Having used up its once world-class reputation as a leader in luxury automobiles during the malaise of the 70s, 80s, and 90s, Cadillac is working to restore its brand— in some circles it already has— but many buyers looking for a car that does more than the basics may still think of Cadillac as the fuddy-duddy ride for the clueless or tasteless.
That’s simply not the case any longer; Cadillac is building a truly world-class line of cars from top to bottom, and is updating that lineup with new vehicles on a regular basis. Case in point: the Cadillac XT5. Just unveiled in Dubai last week and due for its public debut at the Los Angeles Auto Show next week, the XT5 replaces the SRX as the brand’s mid-sized luxury crossover.
So what does that have to do with the SRX? It means the SRX is now, for those surfing the ragged edge of luxury leases and purchases, old news. It means many will be dumped to the used market to be replaced with the hotter, newer item. It doesn’t mean, however, that the SRX is any less desirable than it was two weeks ago; it just means it will likely be a better deal on the used market.
For the used car buyer, the newness of a car isn’t a primary concern. It’s a smarter choice, one that lets the original purchaser take the hit of depreciation, while enabling one’s purchasing power to go that much farther—getting more car for your money. So why let a little thing like a newer, more crisply styled, renamed model taking the SRX’s slot dim its shine?

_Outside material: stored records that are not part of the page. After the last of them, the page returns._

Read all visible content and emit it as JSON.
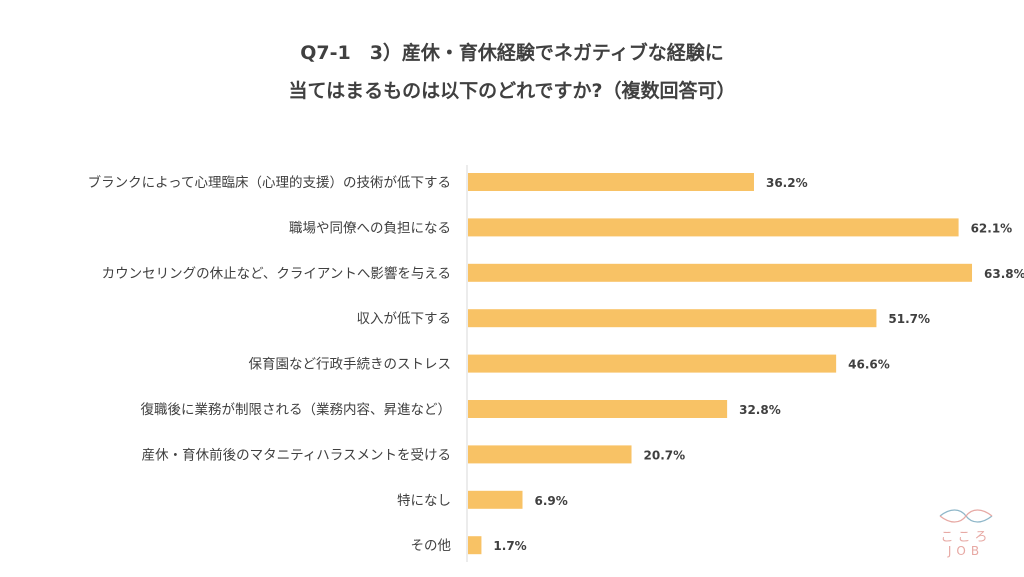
{
  "title": {
    "line1": "Q7-1　3）産休・育休経験でネガティブな経験に",
    "line2": "当てはまるものは以下のどれですか?（複数回答可）"
  },
  "chart_data": {
    "type": "bar",
    "orientation": "horizontal",
    "categories": [
      "ブランクによって心理臨床（心理的支援）の技術が低下する",
      "職場や同僚への負担になる",
      "カウンセリングの休止など、クライアントへ影響を与える",
      "収入が低下する",
      "保育園など行政手続きのストレス",
      "復職後に業務が制限される（業務内容、昇進など）",
      "産休・育休前後のマタニティハラスメントを受ける",
      "特になし",
      "その他"
    ],
    "values": [
      36.2,
      62.1,
      63.8,
      51.7,
      46.6,
      32.8,
      20.7,
      6.9,
      1.7
    ],
    "value_labels": [
      "36.2%",
      "62.1%",
      "63.8%",
      "51.7%",
      "46.6%",
      "32.8%",
      "20.7%",
      "6.9%",
      "1.7%"
    ],
    "bar_color": "#f8c265",
    "grid": false,
    "legend": "none"
  },
  "logo": {
    "text_line1": "こころ",
    "text_line2": "JOB",
    "color": "#e7a9a4",
    "accent_color": "#8fb7c9"
  }
}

Edmunds.com, for example, rates the SRX at 4.5 out of 5 stars against the rest of the luxury crossover market, noting its strength in value, safety, and ride and handling. Look for 2013 and newer models on the used market for the best experience, as the SRX received significant upgrades in that year, including the current CUE infotainment system with voice command and smartphone integration, as well as new safety features.
Some of the SRX's key features include 18-inch alloy wheels, automatic headlights, dual-zone climate control, cruise control, an 8-inch touchscreen infotainment display, OnStar remote services, an eight-speaker sound system with CD player, auxiliary input, and satellite and HD radio. Upgraded models also include front and rear parking sensors, blind-spot and cross-traffic sensors, rain-sensing wipers, keyless entry and ignition, and a panoramic sunroof. In all, the SRX is a feature-filled luxury vehicle that can cost less than $20,000.
Don’t expect some giant crash in the price of the SRX once the news of the XT5 hits the mainstream; the SRX is still a great vehicle, after all, and will continue to command fair prices for its current owners. But the slight dip in prices that’s likely to come as more current owners indulge their gadget-lust for the New New Thing is something the smart luxury pre-owned crossover shopper should keep in mind.